The rejection came right as the agency proposed a new pathway for ultrarare diseases designed to boost regulatory flexibility. The proposal would allow a single-arm trial, plus other supportive data, to serve as pivotal evidence for drug reviews.

However, several stipulations apply. The investigational medicines must take aim at correcting or replacing a specific genetic defect underlying a disease and the drugs must be for conditions that impact fewer than 1,000 Americans.

“We are encouraged by recent FDA actions and commentary that recognize the importance of regulatory flexibility and speed for treating rare diseases,” CEO Penake said in the release. “Traditional clinical trials often take many years; time that children with PDCD simply do not have.”

The latest iteration of the FDA—led by President Donald Trump’s commissioner pick Marty Makary, M.D.—has faced scrutiny over its decisions tied to rare disease prospects. This includes the agency’s rejection of Replimune’s melanoma candidate, with the editorial board at The Wall Street Journal even responding to the decision with a scathing opinion piece that claimed “therapies for rare and deadly disease are dying in Marty Makary’s shop.”

Meanwhile, Stealth BioTherapeutics has pushed the agency to reconsider its recent rejection of elamipretide, another ultrarare disease candidate that was hit by several FDA delays before receiving a rebuff.

Just last month, the agency accelerated a decision for a new drug application that the biotech submitted, with a verdict expected by Sept. 26.
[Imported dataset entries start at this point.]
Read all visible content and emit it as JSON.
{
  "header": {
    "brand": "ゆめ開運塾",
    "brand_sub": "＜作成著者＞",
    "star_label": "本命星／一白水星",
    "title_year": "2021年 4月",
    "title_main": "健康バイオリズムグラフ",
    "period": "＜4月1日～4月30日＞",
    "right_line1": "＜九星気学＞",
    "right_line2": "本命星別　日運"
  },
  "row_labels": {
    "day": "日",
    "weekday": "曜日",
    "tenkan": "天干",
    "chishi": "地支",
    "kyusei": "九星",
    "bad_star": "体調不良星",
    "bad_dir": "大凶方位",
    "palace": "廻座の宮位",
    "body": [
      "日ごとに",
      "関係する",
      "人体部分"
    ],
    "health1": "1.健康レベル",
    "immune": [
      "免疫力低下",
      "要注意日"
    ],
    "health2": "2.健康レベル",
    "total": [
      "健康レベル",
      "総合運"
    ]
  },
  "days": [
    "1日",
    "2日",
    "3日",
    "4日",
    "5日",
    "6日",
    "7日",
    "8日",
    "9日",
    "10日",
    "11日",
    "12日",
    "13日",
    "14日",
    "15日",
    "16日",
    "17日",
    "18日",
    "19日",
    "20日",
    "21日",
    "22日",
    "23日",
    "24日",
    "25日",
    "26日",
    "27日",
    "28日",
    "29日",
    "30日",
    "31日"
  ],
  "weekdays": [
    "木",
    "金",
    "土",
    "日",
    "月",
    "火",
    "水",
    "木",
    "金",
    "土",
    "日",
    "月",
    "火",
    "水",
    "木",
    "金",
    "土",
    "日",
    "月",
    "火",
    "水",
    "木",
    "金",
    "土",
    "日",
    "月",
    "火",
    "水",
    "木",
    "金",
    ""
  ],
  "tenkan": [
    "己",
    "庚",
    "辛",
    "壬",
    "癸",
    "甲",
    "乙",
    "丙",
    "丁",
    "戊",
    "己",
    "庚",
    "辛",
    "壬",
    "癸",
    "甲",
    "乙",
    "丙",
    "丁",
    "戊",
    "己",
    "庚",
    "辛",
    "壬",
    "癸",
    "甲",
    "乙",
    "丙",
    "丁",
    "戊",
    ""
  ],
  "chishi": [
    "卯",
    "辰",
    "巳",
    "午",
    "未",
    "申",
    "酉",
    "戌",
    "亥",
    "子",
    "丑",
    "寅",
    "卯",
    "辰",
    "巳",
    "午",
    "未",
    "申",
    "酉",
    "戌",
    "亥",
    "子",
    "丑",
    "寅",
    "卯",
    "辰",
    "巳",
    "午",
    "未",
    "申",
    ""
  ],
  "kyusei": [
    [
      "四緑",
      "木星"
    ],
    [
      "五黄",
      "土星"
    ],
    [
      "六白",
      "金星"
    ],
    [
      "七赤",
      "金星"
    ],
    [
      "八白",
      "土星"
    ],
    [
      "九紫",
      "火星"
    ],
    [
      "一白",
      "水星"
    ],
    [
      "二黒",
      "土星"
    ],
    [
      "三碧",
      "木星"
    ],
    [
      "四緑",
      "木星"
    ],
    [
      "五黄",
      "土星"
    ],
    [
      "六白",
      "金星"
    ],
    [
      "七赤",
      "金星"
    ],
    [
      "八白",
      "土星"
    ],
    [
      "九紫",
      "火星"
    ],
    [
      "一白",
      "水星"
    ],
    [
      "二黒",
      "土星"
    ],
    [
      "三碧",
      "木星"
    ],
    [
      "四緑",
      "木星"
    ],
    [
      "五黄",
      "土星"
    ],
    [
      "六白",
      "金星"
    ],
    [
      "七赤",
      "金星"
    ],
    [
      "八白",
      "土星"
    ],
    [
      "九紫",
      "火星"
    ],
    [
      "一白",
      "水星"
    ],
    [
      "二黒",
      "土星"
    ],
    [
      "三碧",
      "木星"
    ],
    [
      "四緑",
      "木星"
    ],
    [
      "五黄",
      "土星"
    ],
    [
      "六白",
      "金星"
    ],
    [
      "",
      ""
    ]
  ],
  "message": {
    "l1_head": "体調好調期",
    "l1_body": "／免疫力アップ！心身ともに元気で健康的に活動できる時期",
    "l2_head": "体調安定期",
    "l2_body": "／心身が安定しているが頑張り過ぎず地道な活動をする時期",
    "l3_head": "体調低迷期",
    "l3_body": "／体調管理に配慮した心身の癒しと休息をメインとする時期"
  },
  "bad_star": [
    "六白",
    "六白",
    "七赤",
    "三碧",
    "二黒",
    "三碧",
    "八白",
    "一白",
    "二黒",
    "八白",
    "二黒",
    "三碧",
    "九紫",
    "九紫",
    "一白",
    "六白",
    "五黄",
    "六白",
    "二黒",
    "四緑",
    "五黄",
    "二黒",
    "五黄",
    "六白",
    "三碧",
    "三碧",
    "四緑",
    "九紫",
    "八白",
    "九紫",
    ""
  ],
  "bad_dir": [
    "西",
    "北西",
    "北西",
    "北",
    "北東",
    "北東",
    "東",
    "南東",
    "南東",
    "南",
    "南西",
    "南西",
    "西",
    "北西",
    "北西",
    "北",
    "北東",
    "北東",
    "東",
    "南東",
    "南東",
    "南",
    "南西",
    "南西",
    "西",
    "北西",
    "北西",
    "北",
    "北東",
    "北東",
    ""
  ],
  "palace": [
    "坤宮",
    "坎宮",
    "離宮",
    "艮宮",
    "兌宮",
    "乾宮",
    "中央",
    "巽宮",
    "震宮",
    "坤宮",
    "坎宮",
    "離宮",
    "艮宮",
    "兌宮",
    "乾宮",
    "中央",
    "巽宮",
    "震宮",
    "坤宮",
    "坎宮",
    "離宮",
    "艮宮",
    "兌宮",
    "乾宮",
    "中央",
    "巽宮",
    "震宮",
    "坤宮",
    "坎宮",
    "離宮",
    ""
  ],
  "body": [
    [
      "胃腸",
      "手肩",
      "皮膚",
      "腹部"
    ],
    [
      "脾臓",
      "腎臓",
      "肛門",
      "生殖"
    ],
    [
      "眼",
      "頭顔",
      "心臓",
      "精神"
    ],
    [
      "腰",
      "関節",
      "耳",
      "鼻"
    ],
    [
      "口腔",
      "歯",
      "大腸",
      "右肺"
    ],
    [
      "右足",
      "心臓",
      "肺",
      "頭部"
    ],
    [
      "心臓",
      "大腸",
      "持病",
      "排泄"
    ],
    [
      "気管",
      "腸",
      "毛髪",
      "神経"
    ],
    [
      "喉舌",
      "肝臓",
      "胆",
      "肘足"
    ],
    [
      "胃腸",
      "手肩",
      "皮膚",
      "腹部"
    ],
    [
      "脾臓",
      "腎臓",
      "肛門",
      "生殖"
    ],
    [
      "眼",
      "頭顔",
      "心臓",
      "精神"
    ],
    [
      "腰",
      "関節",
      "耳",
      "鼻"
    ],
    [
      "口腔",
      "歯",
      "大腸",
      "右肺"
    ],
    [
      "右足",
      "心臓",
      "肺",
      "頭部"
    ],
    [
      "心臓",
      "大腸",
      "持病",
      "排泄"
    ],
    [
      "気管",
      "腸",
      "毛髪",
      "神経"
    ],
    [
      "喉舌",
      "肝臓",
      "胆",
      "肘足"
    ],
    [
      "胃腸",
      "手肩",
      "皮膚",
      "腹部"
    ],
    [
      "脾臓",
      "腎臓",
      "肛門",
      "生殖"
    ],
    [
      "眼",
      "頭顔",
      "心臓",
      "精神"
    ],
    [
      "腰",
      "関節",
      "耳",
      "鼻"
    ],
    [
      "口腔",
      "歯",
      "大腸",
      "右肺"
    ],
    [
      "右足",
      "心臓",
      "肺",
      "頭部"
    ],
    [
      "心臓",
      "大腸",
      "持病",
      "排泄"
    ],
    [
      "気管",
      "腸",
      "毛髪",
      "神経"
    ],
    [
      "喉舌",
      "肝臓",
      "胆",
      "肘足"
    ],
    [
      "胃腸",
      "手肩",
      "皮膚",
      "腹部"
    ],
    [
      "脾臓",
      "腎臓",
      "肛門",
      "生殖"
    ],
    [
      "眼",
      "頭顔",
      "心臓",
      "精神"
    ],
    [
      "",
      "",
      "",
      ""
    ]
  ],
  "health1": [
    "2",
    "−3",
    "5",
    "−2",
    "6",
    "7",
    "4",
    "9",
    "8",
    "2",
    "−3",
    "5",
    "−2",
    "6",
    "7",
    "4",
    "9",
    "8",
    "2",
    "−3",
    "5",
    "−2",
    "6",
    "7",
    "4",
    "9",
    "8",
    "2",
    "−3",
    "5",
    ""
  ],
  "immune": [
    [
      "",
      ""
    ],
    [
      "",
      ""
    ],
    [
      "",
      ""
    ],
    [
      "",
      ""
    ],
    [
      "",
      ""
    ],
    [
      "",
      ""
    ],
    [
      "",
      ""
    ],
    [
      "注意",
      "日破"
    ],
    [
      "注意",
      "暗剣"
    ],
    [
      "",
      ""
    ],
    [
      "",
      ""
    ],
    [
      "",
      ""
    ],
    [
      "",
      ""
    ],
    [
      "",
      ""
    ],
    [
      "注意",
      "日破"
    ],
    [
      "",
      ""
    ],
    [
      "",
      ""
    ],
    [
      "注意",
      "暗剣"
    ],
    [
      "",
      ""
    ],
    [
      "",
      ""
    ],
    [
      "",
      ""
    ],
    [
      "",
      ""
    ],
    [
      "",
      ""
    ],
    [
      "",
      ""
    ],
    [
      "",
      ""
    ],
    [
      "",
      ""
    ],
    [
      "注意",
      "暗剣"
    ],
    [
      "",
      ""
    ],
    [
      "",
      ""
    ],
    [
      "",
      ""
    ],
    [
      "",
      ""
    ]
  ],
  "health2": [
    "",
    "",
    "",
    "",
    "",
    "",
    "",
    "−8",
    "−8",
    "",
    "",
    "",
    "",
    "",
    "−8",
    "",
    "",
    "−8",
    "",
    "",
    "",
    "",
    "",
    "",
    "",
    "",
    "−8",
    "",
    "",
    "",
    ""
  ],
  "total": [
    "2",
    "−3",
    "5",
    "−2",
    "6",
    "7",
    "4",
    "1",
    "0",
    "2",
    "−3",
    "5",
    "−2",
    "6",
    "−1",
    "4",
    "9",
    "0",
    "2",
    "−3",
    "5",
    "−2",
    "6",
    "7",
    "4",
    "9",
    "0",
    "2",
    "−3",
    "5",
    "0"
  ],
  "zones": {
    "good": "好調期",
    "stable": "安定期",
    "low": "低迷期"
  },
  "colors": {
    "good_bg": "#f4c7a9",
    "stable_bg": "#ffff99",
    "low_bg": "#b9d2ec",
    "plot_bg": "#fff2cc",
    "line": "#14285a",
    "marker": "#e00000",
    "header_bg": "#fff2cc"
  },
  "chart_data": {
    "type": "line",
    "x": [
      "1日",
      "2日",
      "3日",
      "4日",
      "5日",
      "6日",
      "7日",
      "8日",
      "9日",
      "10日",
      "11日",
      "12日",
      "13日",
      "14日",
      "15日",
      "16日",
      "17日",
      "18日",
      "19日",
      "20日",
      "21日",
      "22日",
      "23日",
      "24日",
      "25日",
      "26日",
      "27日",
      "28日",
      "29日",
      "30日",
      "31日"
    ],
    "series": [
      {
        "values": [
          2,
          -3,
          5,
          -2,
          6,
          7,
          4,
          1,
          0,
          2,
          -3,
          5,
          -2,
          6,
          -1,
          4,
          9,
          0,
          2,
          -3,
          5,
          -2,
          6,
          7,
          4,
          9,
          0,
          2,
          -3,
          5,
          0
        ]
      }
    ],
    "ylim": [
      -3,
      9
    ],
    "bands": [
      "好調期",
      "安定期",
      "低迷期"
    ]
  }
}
The timeline is surprising since the agency has given Stealth a PDUFA date of Feb. 15, 2026.

The fast-approaching September date may reflect a renewed urgency at the agency after it faced a wide-ranging public outcry.

In a June 30 letter, 14 members of Congress urged Makary to provide clarity about the approval process for elamipretide. Less than a month later, seven Congress members wrote to him again, voicing concern about the regulatory path for the experimental drug.

Editor's note: The headline was updated at 11:15 a.m. ET.